Le RHAJAC ne cache pas son indignation : « Nous sommes plus que choqués ! », s’est exclamé Djovany Michel, son secrétaire général, dans une note de presse publiée ce lundi 21 juillet 2025. Selon l’organisation, Madame Cassy n’est pas qu’une simple fonctionnaire : elle fait office de « pont entre le Premier ministre Alix Didier et plusieurs chefs terroristes de la capitale ». Une sorte de diplomatie de l’ombre à la sauce haïtienne, où ceux qui alimentent le chaos se voient confier des postes stratégiques à l’étranger, pendant que la population s’enlise dans la terreur et l’errance administrative.

Nenel Cassy, officiellement recherché depuis le 18 février 2025 par la Police judiciaire, est accusé des mêmes crimes que d’autres préfèrent murmurer. Le RHAJAC, lui, le dit haut et fort : corruption, meurtres, menaces à la sécurité nationale. Pourtant, l’ancien sénateur reste insaisissable, probablement trop occupé à organiser des rendez-vous secrets avec des parrains armés ou à gérer ses affaires depuis un lieu bien discret. Comme le souligne le RHAJAC, « il est plus facile de croiser un rat dans les couloirs du Palais que de voir un mandat appliqué contre Cassy. »

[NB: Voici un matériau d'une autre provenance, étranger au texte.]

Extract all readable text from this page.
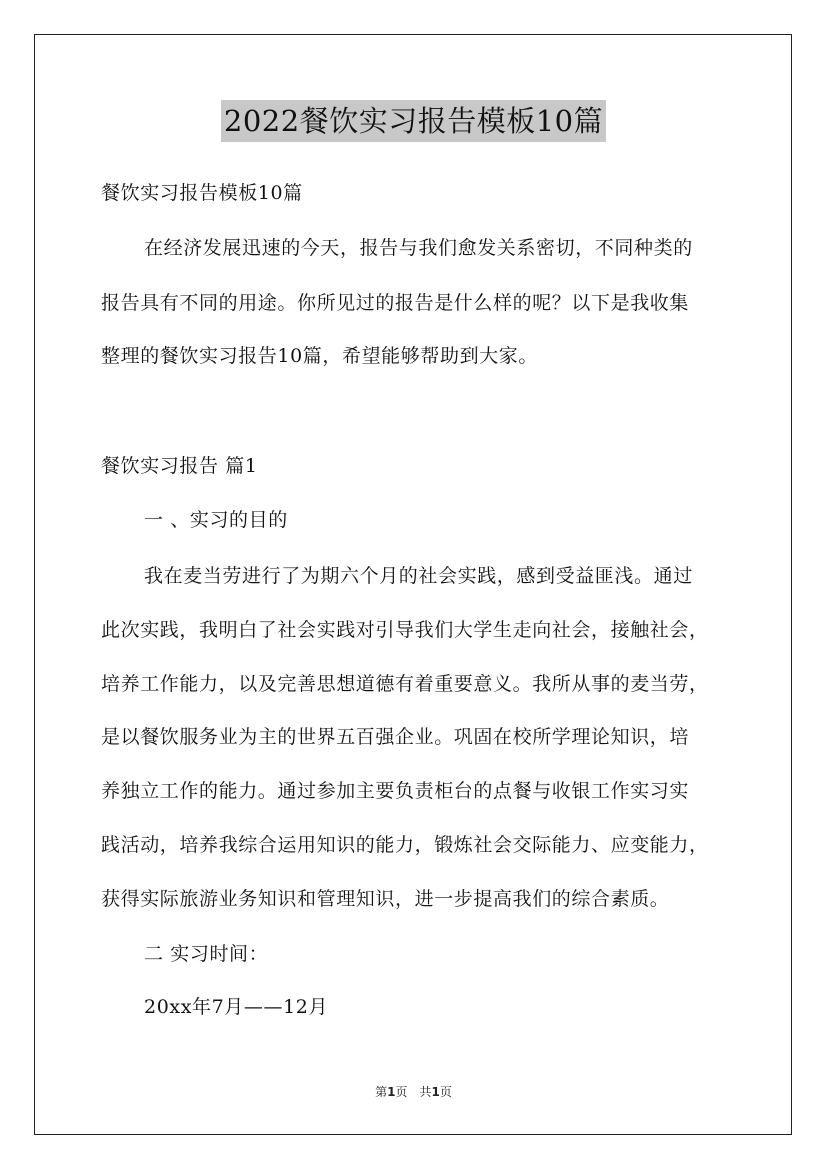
2022餐饮实习报告模板10篇
餐饮实习报告模板10篇
在经济发展迅速的今天，报告与我们愈发关系密切，不同种类的
报告具有不同的用途。你所见过的报告是什么样的呢？以下是我收集
整理的餐饮实习报告10篇，希望能够帮助到大家。
餐饮实习报告 篇1
一 、实习的目的
我在麦当劳进行了为期六个月的社会实践，感到受益匪浅。通过
此次实践，我明白了社会实践对引导我们大学生走向社会，接触社会，
培养工作能力，以及完善思想道德有着重要意义。我所从事的麦当劳，
是以餐饮服务业为主的世界五百强企业。巩固在校所学理论知识，培
养独立工作的能力。通过参加主要负责柜台的点餐与收银工作实习实
践活动，培养我综合运用知识的能力，锻炼社会交际能力、应变能力，
获得实际旅游业务知识和管理知识，进一步提高我们的综合素质。
二 实习时间：
20xx年7月——12月
第1页　共1页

Plus étonnant encore : au lieu de répondre à une convocation de la Police judiciaire, l’homme politique a tout simplement changé de trottoir. Plutôt que de se rendre devant l’institution compétente, Nenel Cassy a préféré se présenter au bureau du commissaire du gouvernement nommé par son allié, le Premier ministre lui-même, afin – tenez-vous bien – de bénéficier de sa protection. Nouvelle définition du courage judiciaire : se réfugier dans les bras du pouvoir, loin des dossiers trop brûlants.

Les États-Unis, dans un rare élan de lucidité diplomatique, avaient pourtant déjà sanctionné Katherine et Nenel Cassy en décembre 2023, pour abus de pouvoir et corruption. Le Canada, fidèle à ses décisions tardives mais symboliques, avait emboîté le pas en mars 2024. Pourtant, malgré ces lourdes accusations, Madame Cassy dirige toujours le service des passeports en territoire étranger. Ironie ? Stratégie ? Ou simple continuité d’un système où les criminels dictent les lois et où les cartes d’identité sont entre les pires mains possibles, comme dirait l’autre.

Fidèle à sa mission, le RHAJAC ne se contente pas de dénoncer : il exige la révocation immédiate de Katherine Cassy Chéry, du Premier ministre Alix Didier Fils-Aimé, du ministre de l’Intérieur Paul Antoine Bien-Aimé, ainsi que du commissaire du gouvernement Frantz Monclair. Pour Djovany Michel, « la République ne peut pas continuer à être dirigée par une bande de collaborateurs de criminels notoires, qui distribuent les postes comme des faveurs terroristes. » Et d’ajouter : « La presse ne restera pas silencieuse face à un tel affront à l’État de droit. »

Mais pendant ce temps, entre Pétion-Ville et l’étranger, tout ce beau monde continue d’opérer tranquillement. Ce que certains appellent gouvernance, d’autres le décrivent comme une administration du chaos. Et quand la République distribue des passeports à ceux qui devraient être sous surveillance, une seule question demeure : jusqu’où ira l’impunité, et à quel prix pour le peuple haïtien ?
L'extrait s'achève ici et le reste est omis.